October 20, 2022

Novel 3D Printed, Single-Use, and Scalable Cell Expansion Bioreactor – Advanced Development and Demonstration in a Clinical Cell Manufacturing Environment

With support from the Joint Program Committee (JPC)‐8/Clinical Rehabilitative Medicine Research Program (CRMRP), Defense Health Agency (DHA) J‐9 R&D Directorate, and Office of the Assistant Secretary of Defense for Health Affairs (OASD(HA)), Southwest Research Institute® (SwRI®) and collaborators are developing a new cell manufacturing platform using a 3D printed and scalable bioreactor system, and have demonstrated its applications in human bone-marrow mesenchymal stem cells expansion and exosome production.  The overarching goal of the project is to develop an automated, turnkey, standalone perfusion system together with single-use bioreactors. This system is expected to simplify the stem cell manufacturing process, reduce the labor, reagent, and facility costs while maintaining the stem cells’ functions, and therefore, have high impact for regenerative medicine  benefitting patients.

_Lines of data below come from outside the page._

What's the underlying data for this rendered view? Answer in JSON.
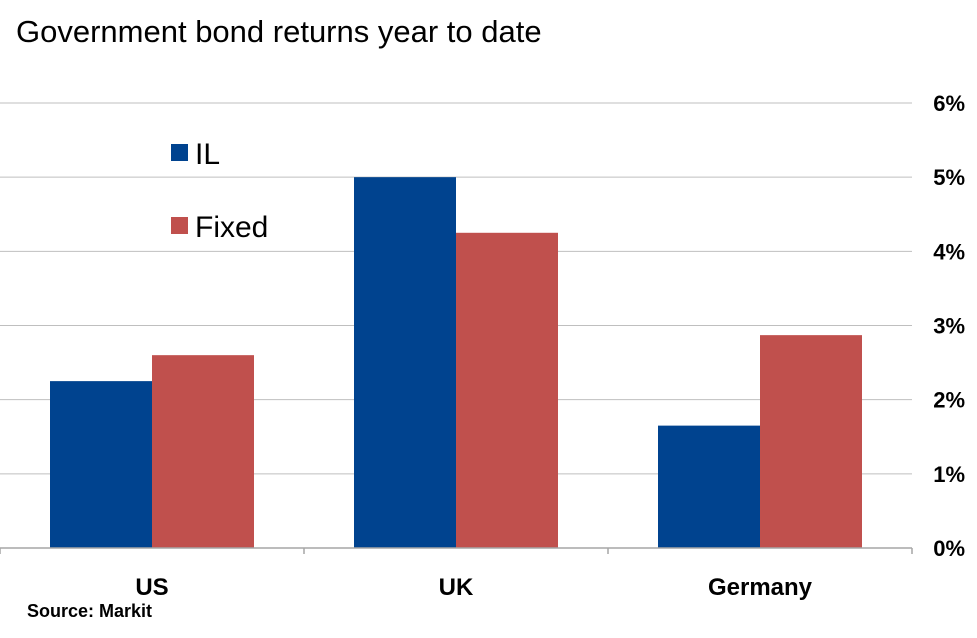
{
  "chart_data": {
    "type": "bar",
    "title": "Government bond returns year to date",
    "categories": [
      "US",
      "UK",
      "Germany"
    ],
    "series": [
      {
        "name": "IL",
        "color": "#00438F",
        "values": [
          2.25,
          5.0,
          1.65
        ]
      },
      {
        "name": "Fixed",
        "color": "#C0504D",
        "values": [
          2.6,
          4.25,
          2.87
        ]
      }
    ],
    "ylim": [
      0,
      6
    ],
    "yticks": [
      "0%",
      "1%",
      "2%",
      "3%",
      "4%",
      "5%",
      "6%"
    ],
    "y_axis_side": "right",
    "grid": true,
    "legend_placement": "top-left",
    "xlabel": "",
    "ylabel": ""
  },
  "source": "Source: Markit"
}
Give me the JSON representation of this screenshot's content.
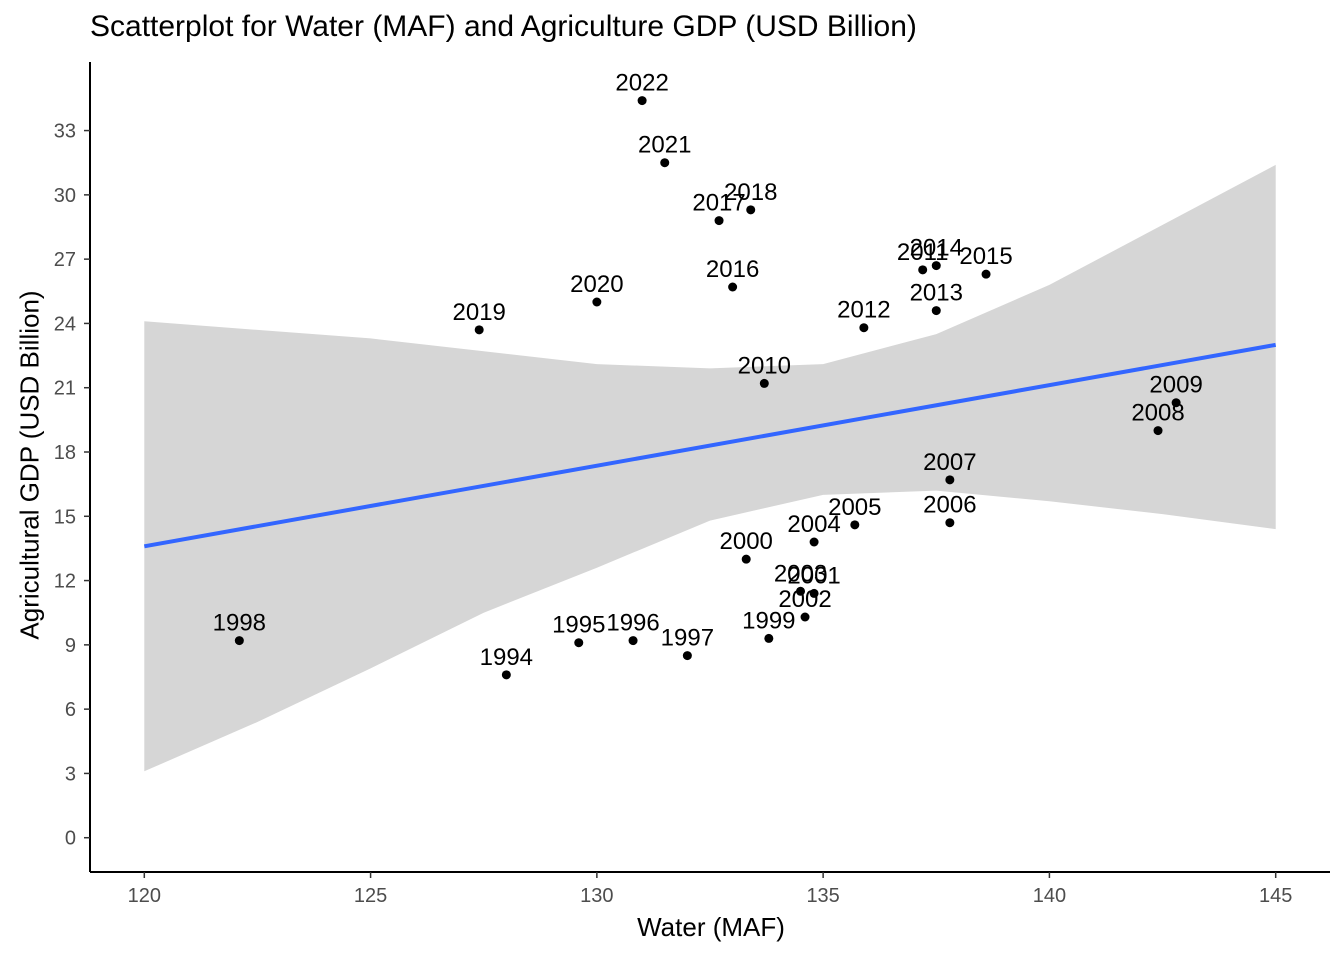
{
  "chart_data": {
    "type": "scatter",
    "title": "Scatterplot for Water (MAF) and Agriculture GDP (USD Billion)",
    "xlabel": "Water (MAF)",
    "ylabel": "Agricultural GDP (USD Billion)",
    "xlim": [
      118.8,
      146.2
    ],
    "ylim": [
      -1.6,
      36.2
    ],
    "x_ticks": [
      120,
      125,
      130,
      135,
      140,
      145
    ],
    "y_ticks": [
      0,
      3,
      6,
      9,
      12,
      15,
      18,
      21,
      24,
      27,
      30,
      33
    ],
    "grid": false,
    "points": [
      {
        "label": "1994",
        "x": 128.0,
        "y": 7.6
      },
      {
        "label": "1995",
        "x": 129.6,
        "y": 9.1
      },
      {
        "label": "1996",
        "x": 130.8,
        "y": 9.2
      },
      {
        "label": "1997",
        "x": 132.0,
        "y": 8.5
      },
      {
        "label": "1998",
        "x": 122.1,
        "y": 9.2
      },
      {
        "label": "1999",
        "x": 133.8,
        "y": 9.3
      },
      {
        "label": "2000",
        "x": 133.3,
        "y": 13.0
      },
      {
        "label": "2001",
        "x": 134.8,
        "y": 11.4
      },
      {
        "label": "2002",
        "x": 134.6,
        "y": 10.3
      },
      {
        "label": "2003",
        "x": 134.5,
        "y": 11.5
      },
      {
        "label": "2004",
        "x": 134.8,
        "y": 13.8
      },
      {
        "label": "2005",
        "x": 135.7,
        "y": 14.6
      },
      {
        "label": "2006",
        "x": 137.8,
        "y": 14.7
      },
      {
        "label": "2007",
        "x": 137.8,
        "y": 16.7
      },
      {
        "label": "2008",
        "x": 142.4,
        "y": 19.0
      },
      {
        "label": "2009",
        "x": 142.8,
        "y": 20.3
      },
      {
        "label": "2010",
        "x": 133.7,
        "y": 21.2
      },
      {
        "label": "2011",
        "x": 137.2,
        "y": 26.5
      },
      {
        "label": "2012",
        "x": 135.9,
        "y": 23.8
      },
      {
        "label": "2013",
        "x": 137.5,
        "y": 24.6
      },
      {
        "label": "2014",
        "x": 137.5,
        "y": 26.7
      },
      {
        "label": "2015",
        "x": 138.6,
        "y": 26.3
      },
      {
        "label": "2016",
        "x": 133.0,
        "y": 25.7
      },
      {
        "label": "2017",
        "x": 132.7,
        "y": 28.8
      },
      {
        "label": "2018",
        "x": 133.4,
        "y": 29.3
      },
      {
        "label": "2019",
        "x": 127.4,
        "y": 23.7
      },
      {
        "label": "2020",
        "x": 130.0,
        "y": 25.0
      },
      {
        "label": "2021",
        "x": 131.5,
        "y": 31.5
      },
      {
        "label": "2022",
        "x": 131.0,
        "y": 34.4
      }
    ],
    "trend_line": {
      "x": [
        120,
        145
      ],
      "y": [
        13.6,
        23.0
      ],
      "color": "#3366FF"
    },
    "confidence_band": {
      "color": "#d6d6d6",
      "x": [
        120,
        122.5,
        125,
        127.5,
        130,
        132.5,
        135,
        137.5,
        140,
        142.5,
        145
      ],
      "upper": [
        24.1,
        23.7,
        23.3,
        22.7,
        22.1,
        21.9,
        22.1,
        23.5,
        25.8,
        28.6,
        31.4
      ],
      "lower": [
        3.1,
        5.4,
        7.9,
        10.5,
        12.6,
        14.8,
        16.0,
        16.2,
        15.7,
        15.1,
        14.4
      ]
    }
  }
}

Regenerative medicine, one of the focus areas of the Clinical and Rehabilitative Medicine Research Program, has the potential to address tissue loss (e.g., bone, muscle, nerves, skin, and vasculature) due to traumatic injury in battlefield. One of the challenges in regenerative medicine is procuring cost-effective manufacturing of large number of quality cells used as the raw material in the fabrication of a tissue-engineered medical product. SwRI® has proposed an innovative cell expansion bioreactor to address the problem and to close a clinical gap in regenerative medicine.

The SwRI® bioreactor is a 3D printed, single-use, and scalable cell manufacturing system that provides a large cell culture surface with a relatively small footprint. This bioreactor system facilitates automation through a perfusion-based medium with oxygen delivery. It allows easy scaling up, scaling down, and scale out while maintaining the cell manufacturing process. It is a closed cell manufacturing system to minimize the chance of contamination and therefore it reduces the facility cost (using ISO 7 rather than the high-cost ISO 5 clean rooms).

Several breakthroughs and accomplishments have been achieved while working on this project. SwRI® and collaborators were able to establish the process of fabricating different-size bioreactors using 3D printing. The team was then able to demonstrate the safety of the bioreactors for cell culture. This led to the development of surface treatment of the bioreactor to promote cell attachment and growth. Using the information from previous experimentation, the team established the α-prototype of the bioreactor control system. Since then, the team has demonstrated the use of multiple-size bioreactors for the expansion of mesenchymal stem cells (MSCs) while keeping the stem cells’ phenotype. The team was also able to demonstrate the use of the bioreactors to produce MSCs-derived extracellular vesicles, or exosomes, which have the potential to be used as an acellular therapeutic drug. At the end of the MTEC project, the bioreactor technology is expected to be demonstrated for cGMP cell manufacturing to achieve the technology readiness level (TRL) 7.

The next step is to demonstrate the capability of the bioreactor in different applications in cell and gene therapy and tissue engineering fabrication. SwRI® is currently looking to develop a β-prototype of the bioreactor system that is a scalable, modular, automated, and closed cell manufacturing platform. SwRI® has begun to look into the commercialization of its current bioreactor technology.

The research project award recipients were selected from the respondents to MTEC’s Request for Project Proposals for scalable, production‐ready, commercial prototypes, and processes for cell, tissue, or organ bioengineering technologies that will overcome current challenges and enable successful cGMP manufacturing and clinical translation of regenerative medicine based therapies (Solicitation #MTEC-19-07-BIOMFG).

More information on this project can be found on the SwRI® website: Novel Bioreactor Boosts Biopharmaceutical Production | Southwest Research Institute (swri.org)

More about Southwest Research Institute

Southwest Research Institute® (SwRI®), located in San Antonio, Texas, is a non-profit contract research organization established 75 years ago in 1947. Today it has around 3000 employee and nearly 2.5 million square feet of state-of-the-art laboratories, facilities, and offices. Since its doors first opened, the nonprofit research and development organization has expanded its research to fields ranging from space science and automobile automation to chemistry, pharmaceuticals, and bioengineering.

An experienced project team working on this scalable bioreactor system. Alongside SwRI®, the team includes GenCure, RoosterBio, and US Army Institute of Surgical Research. Gencure provides cGMP cell therapy manufacturing and quality management system at clinical and commercial scale. RoosterBio has the key program of large-scale production of MSCs for regenerative drug and cellular component in engineered tissues, as well as a producer of therapeutic extracellular vesicles – exosome. U.S. Army Institute of Surgical Research (USAISR) is the Army’s lead research laboratory for improving the care of combat casualties. We are grateful for having such an accomplished team of engineers and scientists to collaborate with on this project.